Perícia médica confirmou diagnóstico apresentado pelo candidato que fora ignorado na avaliação biopsicossocial realizada no certame
O juiz Jefferson Maria, da 12º Vara Cível de Belo Horizonte (MG), determinou que engenheiro com Transtorno do Espectro Autista (TEA) concorra às vagas destinadas às pessoas com deficiência (PCDs) após ser eliminado na avaliação biopsicossocial em concurso da Petrobras realizado em 2023. A sentença foi proferida no último dia 12 de setembro.
A eliminação ocorreu mesmo com a inclusão, no ato da inscrição, de laudos psiquiátrico e neuropsicológico do candidato que atestam o TEA. A comissão constituída pelo Cebraspe (Centro Brasileiro de Pesquisa em Avaliação e Seleção e de Promoção de Eventos), banca organizadora do concurso, também desprezou a carteira de identificação de pessoa com TEA e a credencial de estacionamento especial apresentadas pelo engenheiro.

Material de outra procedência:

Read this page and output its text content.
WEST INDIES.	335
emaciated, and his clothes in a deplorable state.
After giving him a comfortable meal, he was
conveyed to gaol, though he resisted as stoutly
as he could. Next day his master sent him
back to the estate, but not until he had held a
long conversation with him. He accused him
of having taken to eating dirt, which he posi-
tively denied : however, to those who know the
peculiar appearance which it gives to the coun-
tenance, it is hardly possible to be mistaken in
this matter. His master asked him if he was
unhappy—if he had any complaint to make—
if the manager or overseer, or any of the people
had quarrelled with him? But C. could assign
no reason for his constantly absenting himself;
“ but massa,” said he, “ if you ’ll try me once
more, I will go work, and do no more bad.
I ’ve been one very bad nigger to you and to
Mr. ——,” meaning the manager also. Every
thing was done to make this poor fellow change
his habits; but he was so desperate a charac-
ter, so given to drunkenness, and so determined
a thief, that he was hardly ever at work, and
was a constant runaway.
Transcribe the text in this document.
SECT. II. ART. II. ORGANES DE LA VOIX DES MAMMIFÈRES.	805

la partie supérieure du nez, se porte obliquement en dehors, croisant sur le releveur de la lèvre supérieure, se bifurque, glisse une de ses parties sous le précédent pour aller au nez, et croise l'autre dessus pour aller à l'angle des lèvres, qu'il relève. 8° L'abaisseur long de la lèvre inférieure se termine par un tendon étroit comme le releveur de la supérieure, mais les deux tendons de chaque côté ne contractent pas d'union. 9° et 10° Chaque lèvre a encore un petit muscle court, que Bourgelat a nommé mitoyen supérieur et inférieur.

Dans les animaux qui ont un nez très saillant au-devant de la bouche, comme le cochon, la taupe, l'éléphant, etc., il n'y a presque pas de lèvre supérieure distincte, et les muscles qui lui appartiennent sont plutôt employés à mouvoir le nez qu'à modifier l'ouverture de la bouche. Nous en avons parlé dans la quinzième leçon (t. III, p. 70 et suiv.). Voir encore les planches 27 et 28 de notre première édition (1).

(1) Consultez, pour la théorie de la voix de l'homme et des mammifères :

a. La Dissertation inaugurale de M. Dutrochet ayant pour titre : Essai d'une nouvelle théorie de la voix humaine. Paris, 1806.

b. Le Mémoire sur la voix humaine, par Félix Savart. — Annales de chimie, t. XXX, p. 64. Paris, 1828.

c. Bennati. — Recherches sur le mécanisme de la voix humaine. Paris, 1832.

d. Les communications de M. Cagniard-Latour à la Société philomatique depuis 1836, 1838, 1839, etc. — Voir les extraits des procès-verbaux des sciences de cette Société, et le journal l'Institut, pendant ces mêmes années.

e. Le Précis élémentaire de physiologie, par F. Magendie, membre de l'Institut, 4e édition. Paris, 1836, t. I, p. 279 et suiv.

Na produção de provas realizada durante a tramitação do processo, o juiz exigiu realização de perícia médica, feita em Belo Horizonte em junho deste ano e que confirmou os laudos apresentados pelo candidato. O perito ressaltou, inclusive, que o engenheiro já havia participado de três concursos públicos – da Cemig, da própria Petrobras e do Senai, onde trabalha atualmente – e em todos teve sua inscrição como PCD deferida.
“Admite-se o controle judicial dos atos administrativos sob o aspecto da legalidade da atuação administrativa, em situações excepcionais. Tendo em vista que o laudo pericial enquadra o requerente como pessoa com deficiência, a decisão atacada padece de legalidade”, avaliou o juiz em sua sentença.
“Entendo que deve se proceder à revisão pretendida pela parte autora, eis que a avaliação realizada por equipe multiprofissional é destoante do registrado por meio de prova supracitado”, completou o magistrado, referindo-se ao laudo emitido na perícia médica. Por fim, incluiu o candidato na lista destinada às vagas para PCDs, na qual o engenheiro ficou na primeira colocação para o cargo de Técnico de Manutenção Mecânica.
Combate ao capacitismo
No próximo dia 27 de dezembro, a Lei 12.764, que instituiu a Política Nacional de Proteção dos Direitos da Pessoa com Transtorno do Espectro Autista, completa 12 anos. Mesmo após mais de uma década, contudo, esses direitos seguem sendo ignorados por bancas de concursos públicos, observou o advogado Israel Mattozo, sócio fundador do Escritório de Advocacia Mattozo & Freitas, especializado em Direito Administrativo com ênfase em concursos públicos e responsável pela ação.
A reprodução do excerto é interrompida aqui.